Lev is a vegetarian and never eats outside so he’s practically fasting since the morning! His severity and constancy are something that strikes me a lot.

The dacha

Lev suggests that I go to the dacha, that is the Russian countryside where Muscovites have second homes, but also where the rest of the population around Moscow lives. There is electricity, but often no running water. There are mostly wooden houses and Lev’s dacha was assigned to his grandfather who served in the army. It is located near the city of Serpuhov on the Oka river. The village does not have a real name, there are a monument, a small church and small houses. No asphalt, no bathroom in the house.

His mom went there the day before and would love to have us with her. We take the car and travel the 100 km that separate it from Moscow and finally I meet Natalya, a beautiful woman: big blue eyes, high eyebrows, a long and harmonious nose, a small mouth, short grey hair. Her shoulders are slightly curved, she is asthmatic and loves to be here in the countryside in the middle of greenery and far from the heavy Moscow air.

We eat bread and cheese and drink tea, Natalya speaks English, she was a teacher. She is very kind in her ways and often kisses Lev on the forehead. I watch her walk in the garden, admire her flowers, the greenery … she seems to have an incredible inner peace, that of the old people who have lived fully and now retire to the countryside to meditate. She eats soft fruit candies, Lev doesn’t like them because they are too “chemical”, while I love them! They were my favourite as a child!
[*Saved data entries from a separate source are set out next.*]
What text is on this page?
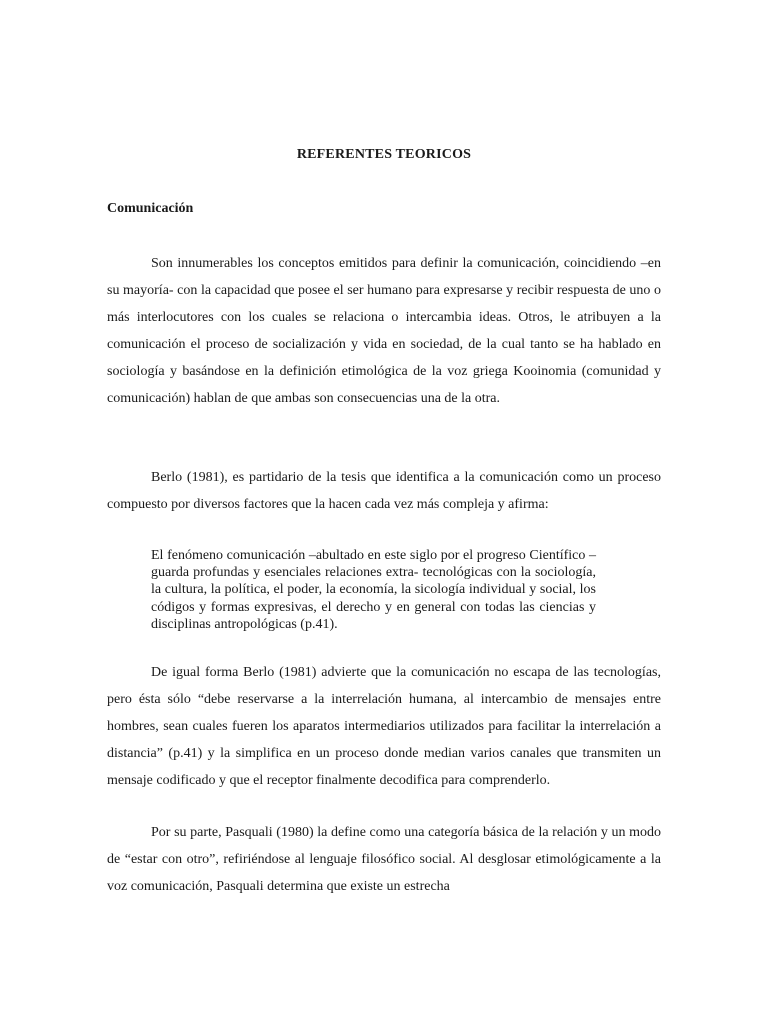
REFERENTES TEORICOS
Comunicación

Son innumerables los conceptos emitidos para definir la comunicación, coincidiendo –en su mayoría- con la capacidad que posee el ser humano para expresarse y recibir respuesta de uno o más interlocutores con los cuales se relaciona o intercambia ideas. Otros, le atribuyen a la comunicación el proceso de socialización y vida en sociedad, de la cual tanto se ha hablado en sociología y basándose en la definición etimológica de la voz griega Kooinomia (comunidad y comunicación) hablan de que ambas son consecuencias una de la otra.

Berlo (1981), es partidario de la tesis que identifica a la comunicación como un proceso compuesto por diversos factores que la hacen cada vez más compleja y afirma:

El fenómeno comunicación –abultado en este siglo por el progreso Científico –guarda profundas y esenciales relaciones extra- tecnológicas con la sociología, la cultura, la política, el poder, la economía, la sicología individual y social, los códigos y formas expresivas, el derecho y en general con todas las ciencias y disciplinas antropológicas (p.41).

De igual forma Berlo (1981) advierte que la comunicación no escapa de las tecnologías, pero ésta sólo “debe reservarse a la interrelación humana, al intercambio de mensajes entre hombres, sean cuales fueren los aparatos intermediarios utilizados para facilitar la interrelación a distancia” (p.41) y la simplifica en un proceso donde median varios canales que transmiten un mensaje codificado y que el receptor finalmente decodifica para comprenderlo.

Por su parte, Pasquali (1980) la define como una categoría básica de la relación y un modo de “estar con otro”, refiriéndose al lenguaje filosófico social. Al desglosar etimológicamente a la voz comunicación, Pasquali determina que existe un estrecha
Lev takes me for a tour of the surroundings and when we return Natalya has cooked some new potatoes. The kitchen in the dacha is separated from the house where you sleep, and you are mostly outside in the open air. The house is in fact designed as a summer home, there is no heating and water flows from a rubber tube near the kitchen, a small stream separates it from the neighbours’ dacha.

We sit on a small bench, Natalya gives me a jacket, then some shoes: we don’t have to get cold and the temperature drops at night. She tells me that when her parents were alive, she loved to sit with them and admire the greenery. She speaks slowly, articulates words. We start to look at the sky and wait for the stars to snack … Natalya sees the first one, but the sky is cloudy and does not make us discover many. “Let’s go to bed, the next day the alarm is at 5 and we leave for Moscow” she said.

Return to Moscow

The traffic to enter Moscow is also on Saturday morning. On the highway we dodge a drunk or drugged woman who wanders the lanes on foot … impressive! Nobody gets upset, nobody does anything. I ask if we have to call the police, but Lev says that in these cases we have to leave as soon as possible, nobody calls the police in those situations.

Once in Reutov, Natalya tells me that at 8 we will go to some stores to buy the necessary for my train journey. On long-distance journeys, Russians bring a lot of things to eat, but I tell her that I don’t want much, just a little fruit, because I like to travel light. A few more hours and I will say goodbye to Moscow to take another train, towards Siberia.

After the last laps in the city with Lev, we watch a historical film called “Moscow doesn’t believe in tears“. Lev cares a lot about it, he has found an Italian version, he tells me that I can’t leave Moscow without seeing him!

The film dates to 1969 and was the only one to win the Oscar during Soviet Russia. It lasts two and a half hours and is a very slow film, with a changing and growing Moscow in the background. Productivity and work are the pivot of the story in which the life of a woman unfolds in communist Russia.

She got pregnant with a man who doesn’t want her, she cries alone at night in her bed, but in the end, she finds true love. There are also other characters: the friend looking for a rich man to marry who finally finds him, then he becomes an alcoholic even if he stops drinking towards the end of the film; another friend who marries one of the provinces with whom she has three children …

Whatever happens, they all meet at the dacha, eat, drink, cry, are sad, happy … but they love each other. With this film I greet Moscow, Lev takes me to the station, and I leave, a little more aware of what it means for the Russians to belong to this nation.